Bileğini bırakmadan dirseğimi karın boşluğuna geçirdiğimde küfür savuran kişinin yere yığıldığını duydum. Başımı kaldırdığım anda göğsüme yediğim yumrukla diğer adamın geride kaldığını anlamıştım. Acıyla inlerken bana doğru bir adım attığını hissettim ve kaşlarımı çatarak ayağımı kaldırıp öne doğru savurdum. Sanırım tekmem onun bacak arasına gelmişti çünkü yüz kızartıcı şeyler söyledikten sonra dizlerinin üzerine düştüğünü hissettim. Geriye çekilerek nefes nefese kalmış bir şekilde elimi sızlayan göğsüme koyduğumda Yeşil Gözlü Yakışıklı'nın afallayan sesini duydum. "Bunu siz de gördünüz mü?" diyordu birilerine. Sesi hem şaşkın hem afallamış çıkıyordu.

"Bunu yapacağını nasıl bildin?" Bu afallayan ses Yosun'a aitti. "İkisini de kör haliyle yere serdi, üstelik henüz savunma dersleri almadı."

"Bilmiyordum." Alaz'ın sesi gurur duyar gibiydi. "Sadece küçük bir testti." O adamları lanet Buzdağı göndermişti, öyle mi? Daha dün bir bugün iki, ben bu adamdan bıktım.

"Allah'ın belası adam!" diye bağırarak bir ayağımı sertçe yere vurdum. "Burada ben korkudan ölürken siz bayım, çok eğlendiniz mi?" Yumruklarımı sıktığımda öfkeden yerimde zor duruyordum. O kim olduğunu sanıyordu? Ben üzerinde test yapabileceği bir denek değildim.

"Körken normalden daha iyisin." Tam arkamda sesini duyduğumda çığlık atarak ona doğru döndüm. Odaklanmayı bıraktığım için bana yaklaştığını fark etmemiştim. "Bu aralar odandan çıkma." Sesinden anladığım kadarıyla canını sıkan bir şeyler vardı.

"Neden?" Bir süre kimseden ses çıkmamıştı fakat daha sonra Afrodit'in huzursuz sesini duydum. "Eğitmenini dinlemeni tavsiye ederim." Onun sesi de sıkıntılı çıkınca fazla irdelemeden başımı sallayıp buradan uzaklaşmak istedim ama sadece istemekle kaldım.

"Psikoloğun odanda seni bekliyor." Alaz'ın söylediklerine tepki vermeden yürümeye başladım. "Sana eşlik edeyim." Yosun koluma girdiğinde bile tek kelime etmek içimden gelmiyordu. Karanlığa bir türlü alışamıyordum. Başımda onca şey varken bir psikoloğum eksikti.

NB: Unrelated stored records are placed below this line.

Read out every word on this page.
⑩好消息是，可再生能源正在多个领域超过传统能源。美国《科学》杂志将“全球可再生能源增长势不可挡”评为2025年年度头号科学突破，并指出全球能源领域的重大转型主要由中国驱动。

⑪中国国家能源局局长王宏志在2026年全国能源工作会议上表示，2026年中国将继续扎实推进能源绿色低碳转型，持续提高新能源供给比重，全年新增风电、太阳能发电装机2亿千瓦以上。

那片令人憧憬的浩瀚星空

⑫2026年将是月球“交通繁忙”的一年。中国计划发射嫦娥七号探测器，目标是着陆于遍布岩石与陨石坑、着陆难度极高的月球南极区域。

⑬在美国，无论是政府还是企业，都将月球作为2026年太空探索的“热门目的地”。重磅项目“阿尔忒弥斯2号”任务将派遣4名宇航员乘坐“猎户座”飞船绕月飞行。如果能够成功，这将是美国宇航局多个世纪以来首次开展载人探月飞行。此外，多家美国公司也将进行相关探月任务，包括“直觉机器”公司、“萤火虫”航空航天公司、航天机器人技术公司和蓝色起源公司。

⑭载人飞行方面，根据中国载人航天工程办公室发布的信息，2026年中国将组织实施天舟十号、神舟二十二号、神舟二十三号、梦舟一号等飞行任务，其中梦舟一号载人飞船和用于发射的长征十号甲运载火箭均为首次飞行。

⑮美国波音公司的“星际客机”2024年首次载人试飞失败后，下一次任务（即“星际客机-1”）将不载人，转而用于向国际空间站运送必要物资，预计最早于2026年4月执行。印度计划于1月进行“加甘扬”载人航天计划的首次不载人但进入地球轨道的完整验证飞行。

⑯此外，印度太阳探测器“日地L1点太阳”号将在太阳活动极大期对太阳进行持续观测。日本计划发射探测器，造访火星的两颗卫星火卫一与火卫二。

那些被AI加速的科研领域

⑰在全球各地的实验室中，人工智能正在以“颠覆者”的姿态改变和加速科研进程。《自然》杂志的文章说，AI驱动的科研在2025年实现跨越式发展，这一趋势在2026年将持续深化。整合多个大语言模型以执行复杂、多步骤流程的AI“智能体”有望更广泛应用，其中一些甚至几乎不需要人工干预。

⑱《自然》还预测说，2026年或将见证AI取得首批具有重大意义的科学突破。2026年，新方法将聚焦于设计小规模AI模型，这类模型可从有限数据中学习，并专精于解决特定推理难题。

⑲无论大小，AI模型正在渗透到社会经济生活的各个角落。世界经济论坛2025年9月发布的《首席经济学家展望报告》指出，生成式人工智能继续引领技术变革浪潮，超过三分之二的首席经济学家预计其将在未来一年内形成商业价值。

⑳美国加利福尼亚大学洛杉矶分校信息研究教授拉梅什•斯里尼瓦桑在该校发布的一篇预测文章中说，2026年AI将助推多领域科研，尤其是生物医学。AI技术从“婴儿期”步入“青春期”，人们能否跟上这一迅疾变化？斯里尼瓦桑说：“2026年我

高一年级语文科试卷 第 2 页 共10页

"Sağında bir taş var, sol tarafta iki ağaç var ama senden uzak. Ah, bir çiçeğe basmak üzereydin! Bu arada ayağının altındakiler küçük çakıl taşları. Yanımızdan geçen biri sana baktı. Ay yok, bana bakıyormuş. Şu anda şimşekler çakıyor, şimdi çakmıyor."

Ben şimdi bu kadının ağzına bir tane çakacağım, o olacak! Bu kadar ayrıntıya girmek zorunda değil.

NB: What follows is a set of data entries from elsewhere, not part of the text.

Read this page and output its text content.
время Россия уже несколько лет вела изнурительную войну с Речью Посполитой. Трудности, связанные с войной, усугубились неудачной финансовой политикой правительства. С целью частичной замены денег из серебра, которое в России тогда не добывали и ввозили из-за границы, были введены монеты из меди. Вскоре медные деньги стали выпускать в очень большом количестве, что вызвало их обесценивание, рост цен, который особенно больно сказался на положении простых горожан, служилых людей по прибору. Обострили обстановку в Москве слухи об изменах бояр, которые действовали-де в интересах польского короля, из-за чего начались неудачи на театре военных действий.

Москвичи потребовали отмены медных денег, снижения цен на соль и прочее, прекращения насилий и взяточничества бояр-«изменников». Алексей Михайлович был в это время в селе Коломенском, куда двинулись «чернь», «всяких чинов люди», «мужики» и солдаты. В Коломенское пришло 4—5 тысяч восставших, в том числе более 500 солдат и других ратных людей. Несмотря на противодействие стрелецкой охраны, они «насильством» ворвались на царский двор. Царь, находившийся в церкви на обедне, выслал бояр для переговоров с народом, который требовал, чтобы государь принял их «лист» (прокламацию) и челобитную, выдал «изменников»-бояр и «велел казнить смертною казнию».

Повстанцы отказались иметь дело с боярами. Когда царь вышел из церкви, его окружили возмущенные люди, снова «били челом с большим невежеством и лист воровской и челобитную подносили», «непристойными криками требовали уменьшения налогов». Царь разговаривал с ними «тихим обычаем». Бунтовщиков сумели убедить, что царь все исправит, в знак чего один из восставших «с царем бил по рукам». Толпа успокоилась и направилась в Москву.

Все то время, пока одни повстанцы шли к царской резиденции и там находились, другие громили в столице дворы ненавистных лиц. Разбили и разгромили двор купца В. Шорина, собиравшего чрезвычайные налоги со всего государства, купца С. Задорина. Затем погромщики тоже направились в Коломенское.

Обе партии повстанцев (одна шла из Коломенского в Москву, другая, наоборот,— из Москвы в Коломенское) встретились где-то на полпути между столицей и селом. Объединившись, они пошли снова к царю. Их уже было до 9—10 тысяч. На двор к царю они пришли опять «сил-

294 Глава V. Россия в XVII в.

"Bayan Kırmızı Dudak, lütfen sadece önümde olan engellerden bahseder..." dedim ve bir şeye çarpıp ıslak yere düşünce acıyla inledim. Allah aşkına, bu kadın gerekli gereksiz her şeyi anlatacağına, düşmeme neden olacak şeyi söylemeyi akıl edemiyor muydu?